The South African economy is expected to recover to real GDP growth of 3.3% in 2021 and grow by 1.7% in 2022 and 1.5% in 2023. But based on this projection, the MTBPS said the economy will only recover to 2019 levels in 2024.
However, Mboweni said if the country put all its efforts into implementing the Economic Reconstruction and Recovery Plan, economic growth can accelerate to 3% or more.
“This will secure fiscal sustainability and build this economy better than before,” he said.
The weaker economic outlook is expected to result in tax revenue declining by 8.7% or R313 billion from the estimate released in June 2020.
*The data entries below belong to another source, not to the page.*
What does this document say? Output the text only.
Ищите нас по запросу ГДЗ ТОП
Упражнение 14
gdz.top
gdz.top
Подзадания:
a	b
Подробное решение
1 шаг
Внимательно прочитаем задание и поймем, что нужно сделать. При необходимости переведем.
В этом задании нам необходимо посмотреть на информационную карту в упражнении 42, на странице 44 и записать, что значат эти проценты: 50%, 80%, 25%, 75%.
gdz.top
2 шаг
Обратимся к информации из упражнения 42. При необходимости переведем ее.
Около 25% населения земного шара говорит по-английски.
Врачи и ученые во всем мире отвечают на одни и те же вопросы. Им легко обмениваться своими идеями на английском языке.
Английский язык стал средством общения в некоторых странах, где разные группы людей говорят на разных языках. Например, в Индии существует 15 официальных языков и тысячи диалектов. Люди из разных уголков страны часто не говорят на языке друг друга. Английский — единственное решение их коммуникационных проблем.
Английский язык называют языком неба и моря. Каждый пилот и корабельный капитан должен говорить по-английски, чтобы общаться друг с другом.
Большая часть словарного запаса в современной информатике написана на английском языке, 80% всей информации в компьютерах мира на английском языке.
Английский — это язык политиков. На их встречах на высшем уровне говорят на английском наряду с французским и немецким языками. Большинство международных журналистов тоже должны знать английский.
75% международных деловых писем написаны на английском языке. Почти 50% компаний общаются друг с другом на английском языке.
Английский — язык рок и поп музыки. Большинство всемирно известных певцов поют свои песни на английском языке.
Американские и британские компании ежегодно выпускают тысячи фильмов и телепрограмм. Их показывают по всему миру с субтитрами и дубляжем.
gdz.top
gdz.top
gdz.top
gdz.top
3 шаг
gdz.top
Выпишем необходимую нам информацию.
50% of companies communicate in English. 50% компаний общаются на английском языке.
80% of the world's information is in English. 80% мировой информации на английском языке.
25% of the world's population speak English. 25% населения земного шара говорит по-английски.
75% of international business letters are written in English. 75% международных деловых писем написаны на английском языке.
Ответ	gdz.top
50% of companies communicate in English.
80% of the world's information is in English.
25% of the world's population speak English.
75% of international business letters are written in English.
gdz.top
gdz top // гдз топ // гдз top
Government has projected tax increases of R5 billion in 2021/22, R10 billion in 2022/23, R10 billion in 2023/24 and R15 billion in 2024/25. The revised main budget deficit is now expected to be R707.8 billion, a little better than the Special Adjustments Budget, but it is unchanged as a ratio of GDP at 14.6%.
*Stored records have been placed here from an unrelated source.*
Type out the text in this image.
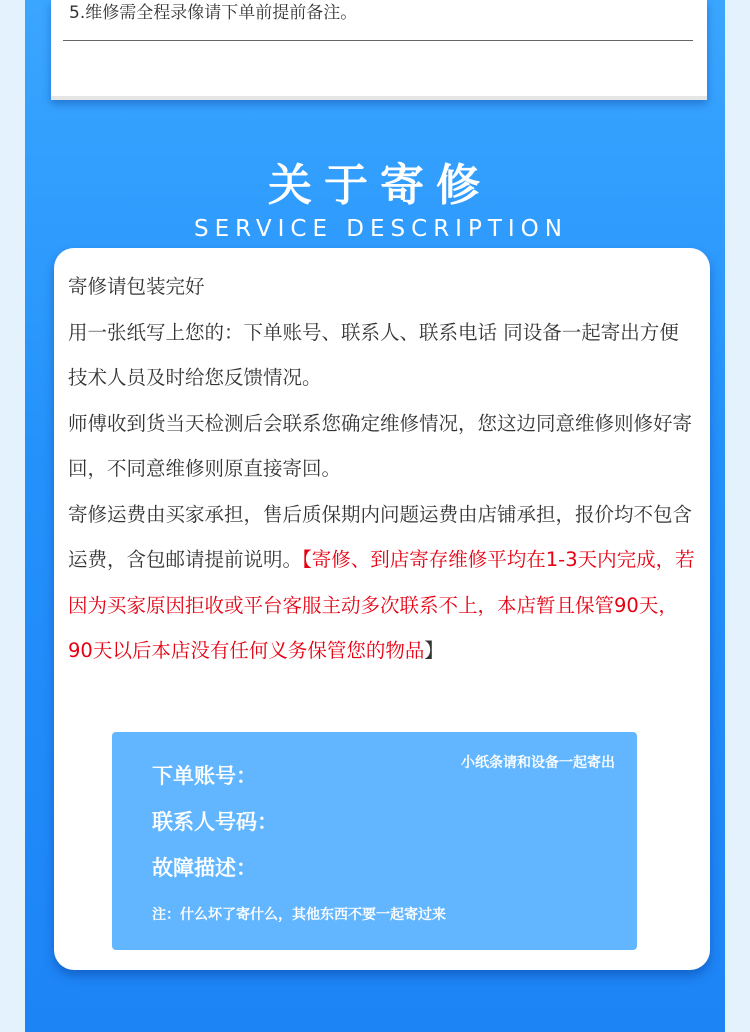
5.维修需全程录像请下单前提前备注。

关于寄修
SERVICE DESCRIPTION

寄修请包装完好

用一张纸写上您的：下单账号、联系人、联系电话 同设备一起寄出方便技术人员及时给您反馈情况。

师傅收到货当天检测后会联系您确定维修情况，您这边同意维修则修好寄回，不同意维修则原直接寄回。

寄修运费由买家承担，售后质保期内问题运费由店铺承担，报价均不包含运费，含包邮请提前说明。【寄修、到店寄存维修平均在1-3天内完成，若因为买家原因拒收或平台客服主动多次联系不上，本店暂且保管90天，90天以后本店没有任何义务保管您的物品】

小纸条请和设备一起寄出
下单账号：
联系人号码：
故障描述：
注：什么坏了寄什么，其他东西不要一起寄过来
However, the medium-term fiscal strategy narrows the main budget primary deficit from an expected R266 billion in 2021/22 to R84 billion in 2023/24 and aims to reach a main budget primary surplus by 2025/26.This target is expected to result in debt stabilising at 95.3% of GDP in the same year, the MTBPS said.
Mboweni stressed that South Africa cannot sustain its current levels of debt. “We must now rally behind fiscal rehabilitation and growth. Right now, government is borrowing at a rate of R2.1 billion a day.
“We must be careful to avoid the fate of countries like Argentina and Ecuador that defaulted on their debt this year. Countries that find themselves in default see sharp GDP contractions and currency depreciations,” he said.
The MTBPS said debt-service costs are the fastest-growing item of spending over the medium term.
Mboweni announced main budget non‐interest spending cuts totalling R300 billion for the period between 2021 and 2024.
He stressed that as part of South Africa’s post-lockdown rehabilitation, the country needed to forge a new consensus on public-sector employee compensation.
“Our compatriots in the private sector have made sacrifices and even negotiated salary cuts to keep businesses afloat. Over the past five years, public sector employee compensation grew by 7.2% a year on average – well above inflation. Over the next five years, it will need to grow much, much slower,” he said.
The MTBPS said the real cost of the public-service wage bill has risen by 51 per cent since 2008 and with much state borrowing funding consumption, “the wage-setting process has become divorced from economic reality”.
Mboweni added that government will act to instil confidence among discouraged work seekers, businesses bruised by lockdown and facing uncertainty, farmers and farm workers who produce the food for the country, and the country’s international partners who know that South Africa is a great place to invest.
Among other things, Mboweni said that government would:
- Make it easier to do business by removing the needlessly complex red tape that increases the cost of doing business.
- Create stable and predictable policies to ensure a universal understanding of government’s policy trajectory, stressing it is not only investors that need confidence but also the average South African.